Targeted re-running. Rerunning the full suite after every edit is wasteful when only one test is failing. Agents that run the targeted failing test first, then the full suite as a final check, use significantly fewer tokens per iteration. Pytest’s -k flag for filtering by test name and -x for stopping on first failure are straightforward mechanisms here:
def run_tests(repo_root: str, target_test: str | None = None) -> str:
if target_test:
cmd = f"python -m pytest -k '{target_test}' -x --tb=short -q"
else:
cmd = "python -m pytest --tb=short -q"
result = subprocess.run(
cmd, shell=True, capture_output=True, text=True,
cwd=repo_root, timeout=120
)
output = result.stdout + result.stderr
# Truncate from the end to keep the most recent failure
return output[-4000:] if len(output) > 4000 else output
Stateless environment. Each test run should produce the same result given the same codebase state. Tests that depend on external services, specific filesystem state, or timing produce noisy signal. The scaffolding should either mock those dependencies before the agent starts, or flag them so the agent knows to discount that test’s output when reasoning about whether its edits are correct.
Where the Cycle Breaks Down
The edit-run-observe-fix cycle assumes the tests encode correct behavior. When they do not, the failure modes are predictable.

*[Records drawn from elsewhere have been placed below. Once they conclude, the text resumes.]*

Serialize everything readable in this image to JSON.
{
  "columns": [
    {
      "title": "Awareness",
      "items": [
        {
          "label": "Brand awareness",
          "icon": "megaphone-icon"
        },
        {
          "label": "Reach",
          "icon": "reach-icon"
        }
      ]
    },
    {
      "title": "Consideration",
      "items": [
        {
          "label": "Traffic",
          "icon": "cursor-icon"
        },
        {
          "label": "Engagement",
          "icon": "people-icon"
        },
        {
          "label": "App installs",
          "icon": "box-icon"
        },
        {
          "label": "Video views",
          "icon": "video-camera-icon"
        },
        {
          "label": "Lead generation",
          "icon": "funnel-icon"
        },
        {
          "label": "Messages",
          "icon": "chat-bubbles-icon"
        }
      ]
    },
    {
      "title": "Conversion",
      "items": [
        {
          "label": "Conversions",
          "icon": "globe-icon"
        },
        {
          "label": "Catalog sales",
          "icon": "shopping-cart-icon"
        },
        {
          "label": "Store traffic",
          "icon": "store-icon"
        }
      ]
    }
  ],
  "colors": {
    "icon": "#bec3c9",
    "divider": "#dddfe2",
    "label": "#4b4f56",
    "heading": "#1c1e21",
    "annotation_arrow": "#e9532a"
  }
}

Low test coverage means the agent makes changes, sees tests pass, and returns code that is wrong in ways no test catches. This is not a model reasoning failure; it is the tests failing to constrain the solution space. The agent is working with the feedback it has, and incomplete tests are incomplete feedback.

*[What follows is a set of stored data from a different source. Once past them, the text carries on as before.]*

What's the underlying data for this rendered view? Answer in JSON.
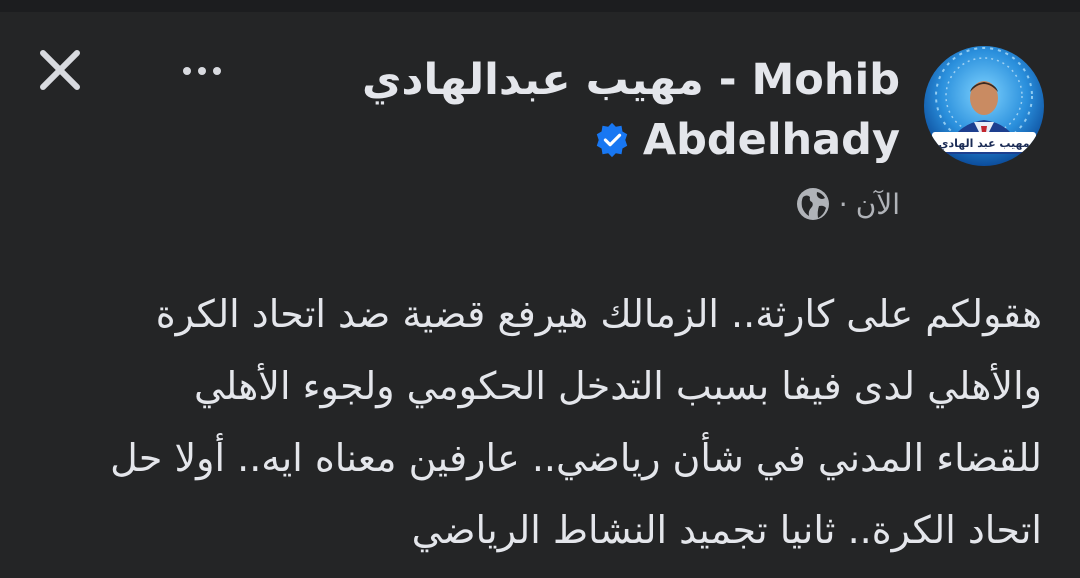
{
  "post": {
    "author_line1": "مهيب عبدالهادي - Mohib",
    "author_line2": "Abdelhady",
    "verified_icon": "verified-badge-icon",
    "time": "الآن",
    "separator": "·",
    "privacy_icon": "globe-icon",
    "text_lines": [
      "هقولكم على كارثة.. الزمالك هيرفع قضية ضد اتحاد الكرة",
      "والأهلي لدى فيفا بسبب التدخل الحكومي ولجوء الأهلي",
      "للقضاء المدني في شأن رياضي.. عارفين معناه ايه.. أولا حل",
      "اتحاد الكرة.. ثانيا تجميد النشاط الرياضي"
    ]
  },
  "avatar": {
    "caption": "مهيب عبد الهادي"
  },
  "toolbar": {
    "close_icon": "close-icon",
    "more_icon": "more-options-icon"
  },
  "colors": {
    "background": "#242526",
    "text": "#e4e6eb",
    "secondary_text": "#b0b3b8",
    "verified_blue": "#1877f2"
  }
}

Flaky tests cause the cycle to loop without converging. The agent sees a failure, makes a change, sees a pass, makes a further change, sees a failure again, and concludes the first fix was wrong. False signal compounds across iterations because the agent has no reliable way to distinguish a flaky test from a genuine regression without running the same test multiple times, which multiplies token cost.

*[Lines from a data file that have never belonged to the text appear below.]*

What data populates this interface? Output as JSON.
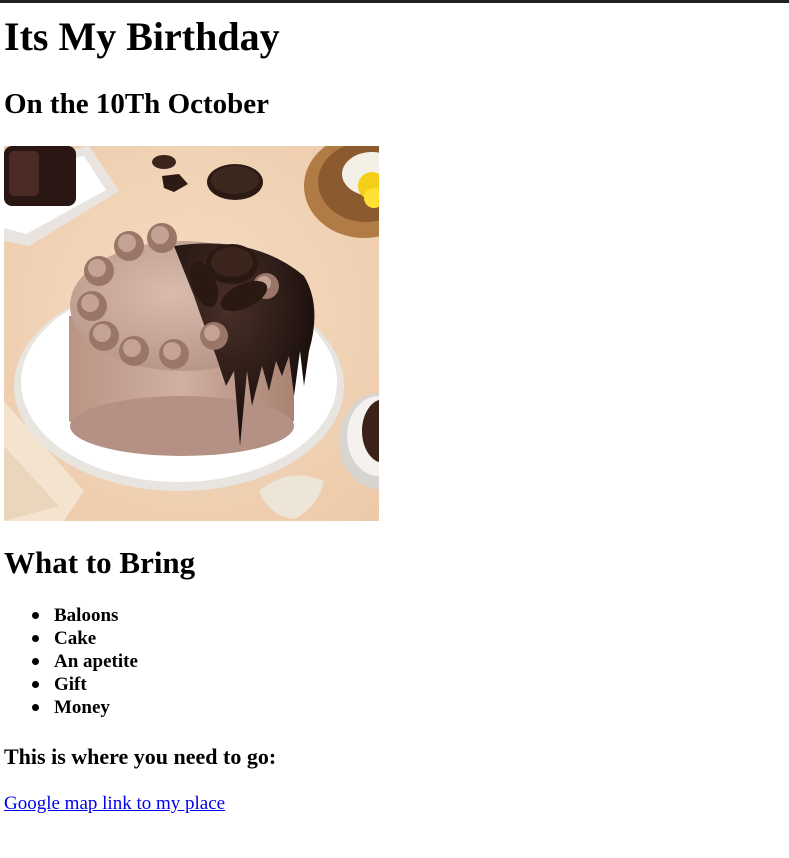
{
  "page": {
    "title": "Its My Birthday",
    "subtitle": "On the 10Th October"
  },
  "image": {
    "icon": "birthday-cake-photo",
    "description_alt": ""
  },
  "bring": {
    "heading": "What to Bring",
    "items": [
      {
        "label": "Baloons"
      },
      {
        "label": "Cake"
      },
      {
        "label": "An apetite"
      },
      {
        "label": "Gift"
      },
      {
        "label": "Money"
      }
    ]
  },
  "directions": {
    "heading": "This is where you need to go:",
    "link_label": "Google map link to my place"
  },
  "colors": {
    "link": "#0000ee",
    "top_border": "#202020"
  }
}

Expensive test environments slow down iteration and inflate context usage. An agent waiting for database migrations or external service startups before each test run will exhaust its context budget before converging on a fix, because each iteration takes longer and the accumulated tool output grows faster than useful signal.
None of these are agent-specific problems. They are exactly the issues that make maintaining test suites difficult in ordinary development. The agent surfaces them faster because it iterates more aggressively than a developer would, and does not get frustrated and stop.
What This Means in Practice
If you are integrating a coding agent into a real workflow, the execution environment is where investment pays off most directly. The agent’s reasoning capability and loop structure matter, but they matter in service of the edit-run-observe-fix cycle, and that cycle is only as good as the signal it receives.
A clean, isolated execution environment, compact test output, targeted re-running, and deterministic test behavior are not agent-specific requirements. They are foundational software engineering hygiene that agents expose, require, and benefit from more visibly than human developers do, because the agent will exercise the test suite at a rate no human iteration pace would reach.
Simon’s guide makes the point that the tool set shapes how an agent approaches problems. Give an agent a bash tool and a working test suite, and it approaches code as something to be verified, not just written. Take away execution access and it falls back to static reasoning. The difference in output quality between those two configurations is substantial, and it is not primarily a model capability gap. It is a feedback loop gap.